The companion has their turn in the initiative order which comes directly after your turn. You’ll still control your companion on its turn, but this allows you to act independently of your puppet, unlike the other puppeteer subclasses.

There are, however, some major downsides to this. For example, it’s super expensive to rebuild a companion if they’re destroyed and unable to be revived. However, each time a companion is destroyed you’ll suffer a level of exhaustion which increases once per time your companion has ever died.

This means that if your companion is destroyed 6 total times, you will straight-up die upon witnessing its final death.

While this is a rough consequence, the benefits of the companion far outweigh this potential downside. For example, companions have independent ASIs that can be used to improve their ability scores or take feats!

The Imagineer can also use their Imagination Points, a unique Imagineer resource, to enhance their companion’s ability checks, cast spells, and enhance their companion’s combat abilities.

Oh, and you can eventually learn and cast high-level spells from the wizard’s Illusion and transmutation lists. This benefit doesn’t come until at least level 13, but it’s certainly worth mentioning!

The Imagineer is a unique take on a unique class. No longer are you the puppet master, you’re the best friend of a magical being!


I’ll be honest, I’m typically not someone that enjoys pet classes. That goes for both playing as them and DMing for them. Many of the attempts in 5e pet classes are, in my opinion, very clunky in terms of how they interact with the action economy.

Suffice to say, the puppeteer has won me over. Jonathan and Andrew did an excellent job of both balancing the class’ power and ensuring that it’s both playable and intuitive with regards to how it’s played.

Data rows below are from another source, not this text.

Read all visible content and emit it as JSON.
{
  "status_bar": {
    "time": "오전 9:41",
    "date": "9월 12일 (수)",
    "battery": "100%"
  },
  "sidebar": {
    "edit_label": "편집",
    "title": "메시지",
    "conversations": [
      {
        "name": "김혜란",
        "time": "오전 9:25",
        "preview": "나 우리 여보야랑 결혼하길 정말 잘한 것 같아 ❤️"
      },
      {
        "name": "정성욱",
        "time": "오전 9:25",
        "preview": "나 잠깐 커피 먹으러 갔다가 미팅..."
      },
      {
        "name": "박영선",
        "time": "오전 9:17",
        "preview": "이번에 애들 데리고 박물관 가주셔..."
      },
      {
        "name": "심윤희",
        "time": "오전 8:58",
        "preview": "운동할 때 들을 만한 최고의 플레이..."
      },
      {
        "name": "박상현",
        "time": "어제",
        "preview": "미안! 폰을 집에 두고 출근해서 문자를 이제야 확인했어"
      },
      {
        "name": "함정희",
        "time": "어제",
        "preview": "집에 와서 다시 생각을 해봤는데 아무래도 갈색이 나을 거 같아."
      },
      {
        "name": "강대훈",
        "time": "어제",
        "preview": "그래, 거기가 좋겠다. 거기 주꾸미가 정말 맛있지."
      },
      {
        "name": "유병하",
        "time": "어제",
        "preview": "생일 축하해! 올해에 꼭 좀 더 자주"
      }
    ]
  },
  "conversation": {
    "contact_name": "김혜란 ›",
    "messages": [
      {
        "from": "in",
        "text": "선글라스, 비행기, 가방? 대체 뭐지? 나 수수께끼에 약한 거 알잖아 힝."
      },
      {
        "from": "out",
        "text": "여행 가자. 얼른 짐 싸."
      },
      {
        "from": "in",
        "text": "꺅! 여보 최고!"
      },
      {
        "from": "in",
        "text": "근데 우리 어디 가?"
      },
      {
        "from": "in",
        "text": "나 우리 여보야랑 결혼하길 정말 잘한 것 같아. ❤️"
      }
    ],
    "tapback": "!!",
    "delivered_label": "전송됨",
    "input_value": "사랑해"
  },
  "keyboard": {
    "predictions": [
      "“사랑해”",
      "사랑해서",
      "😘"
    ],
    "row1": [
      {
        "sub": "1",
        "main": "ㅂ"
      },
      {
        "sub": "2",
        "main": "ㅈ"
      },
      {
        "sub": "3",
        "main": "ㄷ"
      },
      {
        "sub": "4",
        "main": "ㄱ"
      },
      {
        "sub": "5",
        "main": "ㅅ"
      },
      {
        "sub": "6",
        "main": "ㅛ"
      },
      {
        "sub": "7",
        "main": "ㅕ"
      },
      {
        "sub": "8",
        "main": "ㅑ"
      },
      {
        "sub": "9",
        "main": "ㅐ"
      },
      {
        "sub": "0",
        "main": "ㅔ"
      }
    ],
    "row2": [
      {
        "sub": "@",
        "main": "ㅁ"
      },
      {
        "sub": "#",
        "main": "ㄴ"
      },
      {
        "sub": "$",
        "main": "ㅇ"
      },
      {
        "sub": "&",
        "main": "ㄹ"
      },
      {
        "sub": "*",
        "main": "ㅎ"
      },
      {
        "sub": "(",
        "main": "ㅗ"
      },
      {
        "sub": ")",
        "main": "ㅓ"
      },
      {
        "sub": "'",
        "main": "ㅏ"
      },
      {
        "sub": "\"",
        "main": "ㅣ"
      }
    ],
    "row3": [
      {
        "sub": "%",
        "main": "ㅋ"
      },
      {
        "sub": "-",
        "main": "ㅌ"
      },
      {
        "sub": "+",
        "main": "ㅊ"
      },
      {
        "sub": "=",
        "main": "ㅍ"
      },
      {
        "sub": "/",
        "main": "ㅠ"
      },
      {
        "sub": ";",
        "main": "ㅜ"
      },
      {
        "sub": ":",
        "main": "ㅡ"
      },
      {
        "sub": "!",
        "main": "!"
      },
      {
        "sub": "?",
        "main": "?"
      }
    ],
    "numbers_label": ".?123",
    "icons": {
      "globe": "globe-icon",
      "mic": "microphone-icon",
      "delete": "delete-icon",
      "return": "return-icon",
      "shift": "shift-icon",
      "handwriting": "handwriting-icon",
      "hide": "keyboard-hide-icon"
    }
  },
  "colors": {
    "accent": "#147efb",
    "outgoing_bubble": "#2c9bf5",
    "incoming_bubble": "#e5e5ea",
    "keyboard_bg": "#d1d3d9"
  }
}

Oh, and that’s without sacrificing any flavor in favor of balance. Seriously, this class is filled to the brim with unique and flavorful mechanics.

If playing a master of puppets sounds like your jam, this is a class for you. If being a unique party face and controlling the battlefield in combat sounds like a perfect playstyle, check this class out. Hell, if you’ve been itching to try a fun pet class that works you should take a look at the puppeteer!